My art teacher unwittingly helped me escape by teaching us meditation one day. Had us visualize a trip to Sweden for chocolate. One thing guaranteed to get a child's attention. I did that during another rape of my body and it was like I was not there. I don't know how to put it into words to realise it's only a body and he had not touched ME. After that it was relief because I had found a way to protect myself. I did lots of things with my body during that year that I wouldn't be able to remember because I wasn't there mentally. One day I got tired and decided I'd had enough. There wasn't anything else more horrifying that what was already happening. So I refused to submit. My step-cousin pulled a gun and I leaned my head forward until it touched my forehead and told him to shoot. Death was better than that.
Nothing inside really changed. If anything I was now determined NOT to be anything I was not and that was pretending to be totally feminine. I told folks up front, this is who I am, this is how I am and what you see is what you get. I'm not changing for anyone. Take me or leave me.
I think even so my mum and dad after all those years simply thought it was a phase. That I was only a tomboy and would eventually grow out of it. I'm not a tomboy. Tomboys still identify as girls. I never have. I've always felt, in my platonic and romantic relationships, that I'm more of a masculine personality because it's usually what I'm eventually labeled. I'm always the one that ends up in the stereotypical male position. The parting shot has always been "you're not a real woman".
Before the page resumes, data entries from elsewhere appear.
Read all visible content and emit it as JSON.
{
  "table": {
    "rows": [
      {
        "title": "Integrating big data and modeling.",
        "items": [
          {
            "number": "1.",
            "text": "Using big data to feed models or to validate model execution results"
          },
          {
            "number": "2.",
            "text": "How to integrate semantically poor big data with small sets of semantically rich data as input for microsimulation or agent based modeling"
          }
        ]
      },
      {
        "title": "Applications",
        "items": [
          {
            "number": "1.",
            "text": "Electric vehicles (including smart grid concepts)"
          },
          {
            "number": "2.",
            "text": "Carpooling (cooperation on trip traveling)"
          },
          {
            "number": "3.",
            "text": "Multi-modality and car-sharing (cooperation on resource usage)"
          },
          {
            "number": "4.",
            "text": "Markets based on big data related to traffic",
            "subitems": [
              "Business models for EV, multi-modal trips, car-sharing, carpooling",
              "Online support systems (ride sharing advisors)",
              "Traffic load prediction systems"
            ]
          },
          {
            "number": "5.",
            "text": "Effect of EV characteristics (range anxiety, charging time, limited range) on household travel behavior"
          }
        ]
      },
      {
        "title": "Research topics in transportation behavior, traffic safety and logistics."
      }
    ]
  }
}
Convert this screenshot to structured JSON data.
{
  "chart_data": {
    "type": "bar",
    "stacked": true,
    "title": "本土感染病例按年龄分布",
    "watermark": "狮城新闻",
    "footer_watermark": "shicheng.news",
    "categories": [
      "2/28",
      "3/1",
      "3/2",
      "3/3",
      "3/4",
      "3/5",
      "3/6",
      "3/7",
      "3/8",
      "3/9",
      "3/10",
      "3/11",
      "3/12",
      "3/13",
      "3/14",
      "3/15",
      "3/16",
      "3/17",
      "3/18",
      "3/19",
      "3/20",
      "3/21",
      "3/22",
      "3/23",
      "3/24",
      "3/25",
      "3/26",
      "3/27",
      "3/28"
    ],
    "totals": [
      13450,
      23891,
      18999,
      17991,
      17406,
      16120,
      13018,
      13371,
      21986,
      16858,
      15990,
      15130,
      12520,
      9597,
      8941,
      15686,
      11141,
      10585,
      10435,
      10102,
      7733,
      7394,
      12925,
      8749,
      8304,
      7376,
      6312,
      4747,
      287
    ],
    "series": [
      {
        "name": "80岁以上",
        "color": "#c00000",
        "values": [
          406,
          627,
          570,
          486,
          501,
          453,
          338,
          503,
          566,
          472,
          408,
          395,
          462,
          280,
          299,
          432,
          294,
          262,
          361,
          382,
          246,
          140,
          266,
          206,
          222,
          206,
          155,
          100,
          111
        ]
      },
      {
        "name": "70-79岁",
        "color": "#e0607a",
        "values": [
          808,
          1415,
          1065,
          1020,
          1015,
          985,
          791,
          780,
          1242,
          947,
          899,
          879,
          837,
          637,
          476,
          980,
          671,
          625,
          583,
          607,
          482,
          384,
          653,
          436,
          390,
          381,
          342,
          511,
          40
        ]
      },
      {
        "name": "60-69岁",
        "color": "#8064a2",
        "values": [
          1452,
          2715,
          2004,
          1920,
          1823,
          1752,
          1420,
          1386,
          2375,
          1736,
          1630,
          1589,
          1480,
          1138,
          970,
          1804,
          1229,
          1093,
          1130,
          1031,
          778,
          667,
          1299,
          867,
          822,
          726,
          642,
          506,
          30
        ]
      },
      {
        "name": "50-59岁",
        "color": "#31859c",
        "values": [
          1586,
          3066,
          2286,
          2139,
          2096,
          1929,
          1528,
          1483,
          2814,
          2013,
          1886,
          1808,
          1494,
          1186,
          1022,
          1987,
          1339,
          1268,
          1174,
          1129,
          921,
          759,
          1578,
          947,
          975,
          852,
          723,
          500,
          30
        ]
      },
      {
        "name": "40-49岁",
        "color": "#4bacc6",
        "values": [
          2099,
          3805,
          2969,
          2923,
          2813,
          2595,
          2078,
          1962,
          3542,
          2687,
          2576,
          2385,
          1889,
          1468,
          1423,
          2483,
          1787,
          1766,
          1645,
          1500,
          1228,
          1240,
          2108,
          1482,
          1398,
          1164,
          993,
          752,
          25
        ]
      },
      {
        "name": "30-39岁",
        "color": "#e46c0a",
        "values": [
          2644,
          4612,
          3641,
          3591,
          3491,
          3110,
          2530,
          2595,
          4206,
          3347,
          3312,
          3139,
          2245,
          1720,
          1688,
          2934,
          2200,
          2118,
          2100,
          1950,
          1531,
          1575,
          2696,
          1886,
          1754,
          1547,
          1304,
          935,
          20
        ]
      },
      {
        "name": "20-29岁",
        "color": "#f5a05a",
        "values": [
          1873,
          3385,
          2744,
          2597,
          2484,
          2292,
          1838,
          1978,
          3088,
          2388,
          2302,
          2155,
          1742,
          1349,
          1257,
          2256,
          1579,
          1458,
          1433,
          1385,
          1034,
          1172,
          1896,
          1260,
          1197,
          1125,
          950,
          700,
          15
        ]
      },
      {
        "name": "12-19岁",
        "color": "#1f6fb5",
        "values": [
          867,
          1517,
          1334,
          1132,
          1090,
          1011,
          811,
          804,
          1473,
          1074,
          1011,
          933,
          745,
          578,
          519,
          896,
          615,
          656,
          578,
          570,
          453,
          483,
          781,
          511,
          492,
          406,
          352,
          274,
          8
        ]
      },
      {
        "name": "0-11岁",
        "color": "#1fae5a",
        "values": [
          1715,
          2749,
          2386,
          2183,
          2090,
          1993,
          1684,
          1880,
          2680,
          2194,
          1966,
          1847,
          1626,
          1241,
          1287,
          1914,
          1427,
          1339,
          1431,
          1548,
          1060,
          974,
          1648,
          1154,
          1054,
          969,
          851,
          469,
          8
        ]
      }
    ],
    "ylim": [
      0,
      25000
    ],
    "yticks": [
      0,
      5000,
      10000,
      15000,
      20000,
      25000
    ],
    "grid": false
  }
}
I've always felt like shouting in frustration "just spell it out for me! why all the mental circles? what do you want from me?" I'm always left out of sorts in relationships because friends and partners expect a cis woman with all the stereotypical behaviour and I don't ever meet those expectations. It's like very bad acting with a partial script and a dick of a director. I never know WHAT they want from me or WHAT they expect and usually just feel uncomfortable. Truth be told, I find people with preconceived notions of gender utterly confusing.